A useful benchmark for kernel launch time is here: https://github.com/numba/numba/issues/3003#issuecomment-627872661

pentschev commented 2 years ago

To add to @quasiben 's comment, the thing that can't be done is running before merging as it would need access to the repo, which we don't do today for UCX-Py. For that maybe we could check whether we have the resources for that in gpuCI, similar to what has been done in Dask, what do you think @quasiben ?

gmarkall commented 2 years ago

The benchmark in the following comment could probably be used with tweaking for general measurement, and comparison with CuPy's JIT: https://github.com/numba/numba/issues/4647#issuecomment-537328981

gmarkall commented 2 years ago

the thing that can't be done is running before merging as it would need access to the repo

Why wouldn't the repo be accessible? I'm guessing I'm missing some understanding here?
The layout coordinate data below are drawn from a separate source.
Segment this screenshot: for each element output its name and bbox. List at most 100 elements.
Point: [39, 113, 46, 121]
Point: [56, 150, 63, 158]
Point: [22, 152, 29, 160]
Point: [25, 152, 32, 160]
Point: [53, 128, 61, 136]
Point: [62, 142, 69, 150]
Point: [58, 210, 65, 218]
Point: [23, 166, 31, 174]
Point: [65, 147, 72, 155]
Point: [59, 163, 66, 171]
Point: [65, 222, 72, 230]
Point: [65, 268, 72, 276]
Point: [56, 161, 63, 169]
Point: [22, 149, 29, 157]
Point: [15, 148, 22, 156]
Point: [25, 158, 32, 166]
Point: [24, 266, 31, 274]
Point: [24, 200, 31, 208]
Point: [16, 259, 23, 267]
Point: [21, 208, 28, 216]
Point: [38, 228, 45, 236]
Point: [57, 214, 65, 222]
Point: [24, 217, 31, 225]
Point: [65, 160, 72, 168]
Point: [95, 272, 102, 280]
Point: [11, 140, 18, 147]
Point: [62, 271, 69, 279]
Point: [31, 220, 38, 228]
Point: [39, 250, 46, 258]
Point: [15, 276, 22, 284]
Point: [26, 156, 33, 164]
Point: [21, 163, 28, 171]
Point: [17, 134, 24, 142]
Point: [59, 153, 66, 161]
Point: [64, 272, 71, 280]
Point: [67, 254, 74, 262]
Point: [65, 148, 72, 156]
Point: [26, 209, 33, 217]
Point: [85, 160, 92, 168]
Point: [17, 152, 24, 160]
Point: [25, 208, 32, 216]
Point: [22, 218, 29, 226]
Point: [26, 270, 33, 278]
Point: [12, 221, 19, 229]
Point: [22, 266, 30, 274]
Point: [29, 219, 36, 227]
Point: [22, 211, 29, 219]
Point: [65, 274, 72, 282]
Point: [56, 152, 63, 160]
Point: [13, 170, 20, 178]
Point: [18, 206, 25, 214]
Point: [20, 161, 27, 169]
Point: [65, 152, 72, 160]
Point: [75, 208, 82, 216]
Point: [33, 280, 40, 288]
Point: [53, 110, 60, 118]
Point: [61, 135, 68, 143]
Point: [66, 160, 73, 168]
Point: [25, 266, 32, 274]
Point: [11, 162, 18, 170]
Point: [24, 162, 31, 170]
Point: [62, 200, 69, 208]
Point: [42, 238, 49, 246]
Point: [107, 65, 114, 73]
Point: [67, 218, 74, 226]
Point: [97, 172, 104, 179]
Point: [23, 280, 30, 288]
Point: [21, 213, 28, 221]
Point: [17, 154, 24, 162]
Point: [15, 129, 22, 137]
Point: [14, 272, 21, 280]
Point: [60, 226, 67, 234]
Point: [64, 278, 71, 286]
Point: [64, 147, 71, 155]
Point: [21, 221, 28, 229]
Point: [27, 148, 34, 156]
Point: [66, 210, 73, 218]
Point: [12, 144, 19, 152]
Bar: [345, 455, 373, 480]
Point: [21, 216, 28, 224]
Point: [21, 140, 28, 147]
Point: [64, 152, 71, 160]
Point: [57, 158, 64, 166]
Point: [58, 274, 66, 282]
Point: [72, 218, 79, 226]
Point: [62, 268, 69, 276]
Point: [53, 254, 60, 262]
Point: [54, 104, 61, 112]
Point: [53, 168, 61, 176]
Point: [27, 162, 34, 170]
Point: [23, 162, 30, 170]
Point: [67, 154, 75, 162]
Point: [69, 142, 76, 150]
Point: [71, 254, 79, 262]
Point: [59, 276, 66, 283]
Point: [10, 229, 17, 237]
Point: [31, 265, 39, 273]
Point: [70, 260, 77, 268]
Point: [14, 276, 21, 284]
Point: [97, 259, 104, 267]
pentschev commented 2 years ago

Why wouldn't the repo be accessible? I'm guessing I'm missing some understanding here?

Sorry, I didn't mean it can't be done, but rather that you would need specific permissions from the GH API/GH Actions to query each new open PR/run tests on it, like gpucibot has for all RAPIDS projects. The infrastructure mentioned in https://github.com/numba/numba/issues/7612#issuecomment-984669572 has no special rights to any repos, so it won't do any of those things today.

gmarkall commented 2 years ago

The infrastructure mentioned in #7612 (comment) has no special rights to any repos, so it won't do any of those things today.

Ah, I see - many thanks for the clarification!